A demagogia é uma praga que
atinge todo o mundo duma forma mais ou menos primitiva, mais ou menos bruta ou
ignorante, de acordo com o grau de desenvolvimento. Todavia, a fuga da
realidade é um mal característico da área mediterrânica, atingindo os níveis
mais delirantes quanto mais perto se encontra dos ventos dos desertos. Viver
nos limites da sobrevivência
provoca alterações mentais de adaptação e alucinações em que desaparece a
separação entre o real e o imaginário. A sul do Mediterrâneo, os habitantes conhecem
as miragens e acreditam que os ventos são habitados por espíritos turbulentos,
os “djinn”. Dessa parte do mundo saíram profetas em série, que propagaram
diversas crenças em misteriosos universos paralelos que, quanto mais
irracionais e ritualistas, mais depressa se espalharam entre os mais frágeis de
outros povos e de outras regiões.
O império mediterrânico de
Roma foi varrido por crenças sucessivas em vários desses deuses dos mistérios,
que subverteram a estrutura de essência humana do panteão greco-romano. No
território europeu, os limites onde chegaram essas epidemias de contaminações
mentais correspondem mais ou menos aos reinos da irracionalidade que duram até
ao presente. Os países que se governam mal, porque têm dificuldade em
reconhecer a realidade e separá-la dos seus desejos ou de crenças utópicas. Mesmo
o tempo dos profetas laicos e das suas religiões materialistas, passou. Mas
ficaram os demagogos retardados que apelam à irracionalidade colectiva para
acreditar que os seus desejos se podem tornar realidade apenas como objecto de
fé. O acordar é quase sempre trágico, mas as variações são infinitas. Os
“djinn” aparecem para nos atormentar de cada vez que há eleições e continuam a
incomodar entre elas.
Os países onde chegam os
ventos do deserto estão cheios de demagogos que prometem a cada eleitor uma candeia mágica com
um génio dentro que lhes satisfará todos os desejos. E os eleitores acreditam.
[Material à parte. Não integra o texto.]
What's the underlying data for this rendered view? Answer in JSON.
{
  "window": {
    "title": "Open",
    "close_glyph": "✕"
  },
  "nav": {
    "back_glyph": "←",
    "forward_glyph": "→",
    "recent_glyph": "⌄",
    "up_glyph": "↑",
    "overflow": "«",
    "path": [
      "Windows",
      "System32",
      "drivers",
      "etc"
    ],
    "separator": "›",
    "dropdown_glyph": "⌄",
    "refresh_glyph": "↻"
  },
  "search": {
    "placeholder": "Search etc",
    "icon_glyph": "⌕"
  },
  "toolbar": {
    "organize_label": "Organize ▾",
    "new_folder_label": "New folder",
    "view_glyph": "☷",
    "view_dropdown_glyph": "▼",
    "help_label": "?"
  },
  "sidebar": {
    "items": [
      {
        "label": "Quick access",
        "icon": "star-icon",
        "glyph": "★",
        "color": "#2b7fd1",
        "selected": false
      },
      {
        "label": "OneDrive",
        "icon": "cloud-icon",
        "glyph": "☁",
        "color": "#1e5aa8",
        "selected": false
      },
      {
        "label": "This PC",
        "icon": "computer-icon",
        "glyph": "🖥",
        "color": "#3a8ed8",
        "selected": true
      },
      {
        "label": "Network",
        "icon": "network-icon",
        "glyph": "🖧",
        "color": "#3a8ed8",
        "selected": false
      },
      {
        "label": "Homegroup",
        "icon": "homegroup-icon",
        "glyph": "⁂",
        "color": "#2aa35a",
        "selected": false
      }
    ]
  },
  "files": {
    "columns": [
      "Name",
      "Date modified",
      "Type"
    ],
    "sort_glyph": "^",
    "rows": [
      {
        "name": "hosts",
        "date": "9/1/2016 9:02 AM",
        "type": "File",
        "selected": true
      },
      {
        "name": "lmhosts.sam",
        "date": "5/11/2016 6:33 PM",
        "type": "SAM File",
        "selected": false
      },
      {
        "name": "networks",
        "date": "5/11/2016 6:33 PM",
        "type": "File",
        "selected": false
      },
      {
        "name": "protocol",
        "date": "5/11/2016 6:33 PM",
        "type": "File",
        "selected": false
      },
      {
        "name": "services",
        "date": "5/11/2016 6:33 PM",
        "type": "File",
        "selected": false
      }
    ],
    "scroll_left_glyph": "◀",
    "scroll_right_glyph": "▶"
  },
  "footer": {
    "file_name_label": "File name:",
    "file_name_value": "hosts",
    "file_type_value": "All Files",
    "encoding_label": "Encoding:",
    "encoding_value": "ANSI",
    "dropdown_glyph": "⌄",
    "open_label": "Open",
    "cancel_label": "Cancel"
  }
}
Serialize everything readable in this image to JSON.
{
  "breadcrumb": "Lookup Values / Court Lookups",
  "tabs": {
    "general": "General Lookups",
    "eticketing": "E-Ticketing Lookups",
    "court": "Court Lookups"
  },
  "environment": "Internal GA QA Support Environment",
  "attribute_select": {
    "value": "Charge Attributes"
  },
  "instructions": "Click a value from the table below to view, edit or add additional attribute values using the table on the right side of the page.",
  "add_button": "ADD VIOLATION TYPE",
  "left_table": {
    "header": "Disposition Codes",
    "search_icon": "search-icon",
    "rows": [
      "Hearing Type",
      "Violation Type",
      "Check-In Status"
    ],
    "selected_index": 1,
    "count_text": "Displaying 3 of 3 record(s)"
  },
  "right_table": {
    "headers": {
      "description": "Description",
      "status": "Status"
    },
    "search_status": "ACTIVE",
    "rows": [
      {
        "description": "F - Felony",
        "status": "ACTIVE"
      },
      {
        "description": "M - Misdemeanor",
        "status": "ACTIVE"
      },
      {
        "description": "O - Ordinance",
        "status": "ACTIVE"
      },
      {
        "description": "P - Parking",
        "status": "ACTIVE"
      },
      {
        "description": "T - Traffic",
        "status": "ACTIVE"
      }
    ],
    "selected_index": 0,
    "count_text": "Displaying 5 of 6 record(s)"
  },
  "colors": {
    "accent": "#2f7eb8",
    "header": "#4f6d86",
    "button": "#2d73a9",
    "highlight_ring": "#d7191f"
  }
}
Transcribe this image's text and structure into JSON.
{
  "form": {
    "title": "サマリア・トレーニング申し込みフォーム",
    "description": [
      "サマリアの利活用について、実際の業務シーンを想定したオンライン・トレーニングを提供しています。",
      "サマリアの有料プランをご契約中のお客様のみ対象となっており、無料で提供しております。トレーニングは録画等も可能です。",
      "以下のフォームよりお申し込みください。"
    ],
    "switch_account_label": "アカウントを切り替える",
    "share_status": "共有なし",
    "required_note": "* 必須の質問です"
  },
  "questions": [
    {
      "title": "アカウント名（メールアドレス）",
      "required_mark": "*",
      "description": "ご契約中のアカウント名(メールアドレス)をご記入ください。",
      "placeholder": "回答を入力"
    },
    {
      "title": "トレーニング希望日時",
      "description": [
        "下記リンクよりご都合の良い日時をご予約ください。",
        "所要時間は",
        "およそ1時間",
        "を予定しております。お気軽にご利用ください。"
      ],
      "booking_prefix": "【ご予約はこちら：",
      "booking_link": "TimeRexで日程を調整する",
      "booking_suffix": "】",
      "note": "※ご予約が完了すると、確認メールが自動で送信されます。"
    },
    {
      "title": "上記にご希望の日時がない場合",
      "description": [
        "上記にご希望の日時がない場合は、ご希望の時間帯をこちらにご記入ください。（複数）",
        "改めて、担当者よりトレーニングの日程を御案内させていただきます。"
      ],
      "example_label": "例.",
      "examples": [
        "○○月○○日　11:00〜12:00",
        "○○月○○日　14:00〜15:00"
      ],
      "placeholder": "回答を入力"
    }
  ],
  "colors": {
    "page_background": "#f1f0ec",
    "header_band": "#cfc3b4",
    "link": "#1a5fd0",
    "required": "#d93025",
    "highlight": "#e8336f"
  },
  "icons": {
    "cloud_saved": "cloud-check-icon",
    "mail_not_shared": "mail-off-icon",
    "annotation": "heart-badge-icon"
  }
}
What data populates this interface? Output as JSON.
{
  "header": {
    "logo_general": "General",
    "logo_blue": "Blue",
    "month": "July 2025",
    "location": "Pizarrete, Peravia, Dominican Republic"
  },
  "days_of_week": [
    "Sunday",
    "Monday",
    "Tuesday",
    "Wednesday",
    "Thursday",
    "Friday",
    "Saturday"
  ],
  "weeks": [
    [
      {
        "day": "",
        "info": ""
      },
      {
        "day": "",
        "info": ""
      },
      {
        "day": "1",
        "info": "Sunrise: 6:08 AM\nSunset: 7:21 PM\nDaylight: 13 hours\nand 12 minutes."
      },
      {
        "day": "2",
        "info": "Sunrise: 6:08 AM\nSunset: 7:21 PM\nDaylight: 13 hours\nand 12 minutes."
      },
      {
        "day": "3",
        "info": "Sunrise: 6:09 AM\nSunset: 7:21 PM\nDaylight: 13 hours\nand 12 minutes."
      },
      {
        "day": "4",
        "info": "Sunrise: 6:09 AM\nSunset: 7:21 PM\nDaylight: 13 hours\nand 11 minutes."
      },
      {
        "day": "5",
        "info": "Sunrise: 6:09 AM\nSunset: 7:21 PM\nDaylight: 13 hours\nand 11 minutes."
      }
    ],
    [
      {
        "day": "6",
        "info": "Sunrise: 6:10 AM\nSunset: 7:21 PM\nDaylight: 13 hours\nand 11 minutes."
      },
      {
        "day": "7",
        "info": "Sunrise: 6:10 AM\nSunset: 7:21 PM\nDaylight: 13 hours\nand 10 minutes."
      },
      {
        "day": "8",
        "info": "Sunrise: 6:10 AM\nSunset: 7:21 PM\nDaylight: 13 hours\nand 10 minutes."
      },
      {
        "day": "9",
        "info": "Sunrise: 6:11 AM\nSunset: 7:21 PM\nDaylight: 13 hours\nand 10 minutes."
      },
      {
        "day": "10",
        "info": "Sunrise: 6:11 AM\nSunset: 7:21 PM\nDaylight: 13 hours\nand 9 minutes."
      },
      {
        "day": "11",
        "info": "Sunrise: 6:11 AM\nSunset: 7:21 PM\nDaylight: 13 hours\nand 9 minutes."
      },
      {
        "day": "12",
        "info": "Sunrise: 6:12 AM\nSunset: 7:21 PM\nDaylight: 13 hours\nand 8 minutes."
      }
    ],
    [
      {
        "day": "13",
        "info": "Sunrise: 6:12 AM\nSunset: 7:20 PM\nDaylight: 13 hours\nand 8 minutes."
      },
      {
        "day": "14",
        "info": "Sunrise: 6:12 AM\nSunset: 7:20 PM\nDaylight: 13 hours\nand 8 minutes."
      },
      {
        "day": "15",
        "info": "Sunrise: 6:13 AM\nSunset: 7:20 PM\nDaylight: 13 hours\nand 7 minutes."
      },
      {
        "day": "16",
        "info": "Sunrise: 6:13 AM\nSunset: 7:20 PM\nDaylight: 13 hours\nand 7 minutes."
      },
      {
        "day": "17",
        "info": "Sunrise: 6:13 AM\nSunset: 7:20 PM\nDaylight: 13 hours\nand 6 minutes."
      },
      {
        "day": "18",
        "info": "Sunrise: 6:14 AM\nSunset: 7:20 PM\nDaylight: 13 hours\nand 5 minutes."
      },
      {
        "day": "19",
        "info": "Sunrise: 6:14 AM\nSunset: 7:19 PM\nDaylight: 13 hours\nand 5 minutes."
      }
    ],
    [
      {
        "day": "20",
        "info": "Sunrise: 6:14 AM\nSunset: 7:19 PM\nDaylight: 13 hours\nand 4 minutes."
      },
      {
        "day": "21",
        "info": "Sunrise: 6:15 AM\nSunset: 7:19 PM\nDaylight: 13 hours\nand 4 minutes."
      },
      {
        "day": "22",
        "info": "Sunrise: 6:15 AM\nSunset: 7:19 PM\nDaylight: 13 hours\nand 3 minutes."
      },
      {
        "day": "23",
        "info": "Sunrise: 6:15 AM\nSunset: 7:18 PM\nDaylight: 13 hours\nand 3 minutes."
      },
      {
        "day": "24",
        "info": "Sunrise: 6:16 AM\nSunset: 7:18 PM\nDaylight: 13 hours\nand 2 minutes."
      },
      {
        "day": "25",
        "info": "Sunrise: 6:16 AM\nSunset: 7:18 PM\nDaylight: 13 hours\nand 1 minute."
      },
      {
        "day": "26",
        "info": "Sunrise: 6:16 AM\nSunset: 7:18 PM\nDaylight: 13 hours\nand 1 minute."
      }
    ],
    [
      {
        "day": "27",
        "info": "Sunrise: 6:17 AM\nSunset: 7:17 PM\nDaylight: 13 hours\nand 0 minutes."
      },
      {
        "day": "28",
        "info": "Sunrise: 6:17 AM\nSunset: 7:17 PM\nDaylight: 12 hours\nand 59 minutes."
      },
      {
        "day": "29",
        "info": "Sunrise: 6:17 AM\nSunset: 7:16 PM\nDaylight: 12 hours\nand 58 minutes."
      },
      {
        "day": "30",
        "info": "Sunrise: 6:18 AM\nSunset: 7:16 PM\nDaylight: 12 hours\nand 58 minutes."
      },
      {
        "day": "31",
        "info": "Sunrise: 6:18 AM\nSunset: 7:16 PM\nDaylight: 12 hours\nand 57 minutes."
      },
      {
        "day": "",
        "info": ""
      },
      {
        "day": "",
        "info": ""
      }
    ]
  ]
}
E elegem governantes irresponsáveis que depois têm a surpresa de não encontrar
entre os dourados dos palácios que passam a ocupar, nem candeias nem génios
para distribuir. E o povo quer os seus desejos satisfeitos. E os outros
demagogos que não foram eleitos organizam manifestações, protestos e distúrbios,
até que a situação se inverta. E tudo recomeça.
Quando lhes cai em cima a
realidade de estarem falidos, porque os cofres estão efectivamente vazios, então
pedem ajuda a organizações internacionais e aos países do Norte onde não chegam
os ventos do deserto. E são
ajudados, embora com condições. Mas quando é preciso respeitar essas condições,
aparecem dentro de cada país as diferenças de contaminação mental da realidade,
entre governantes e demagogos, que por vezes são os mesmos e se alternam.
Neste momento, é a
irresponsabilidade da maioria dos eleitores gregos e da classe política que os
explora, que nos preocupa e que é exemplar, talvez mesmo por se tratar do berço
teórico das democracias como Atenas e das sociedades militares como Esparta. O
triste facto é que são agora incapazes de distinguir o mundo real da bancarrota
em que se encontram, das fantasias demagógicas de múltiplos partidos
recalcitrantes que se agarram a alternativas que só existem na sua imaginação,
mas que correspondem ao que a populaça quer acreditar. O que se passa na Grécia
é a caricatura avançada do que se passa também nos outros países da Europa do
Sul e que se tem repetido vezes sem conta na história.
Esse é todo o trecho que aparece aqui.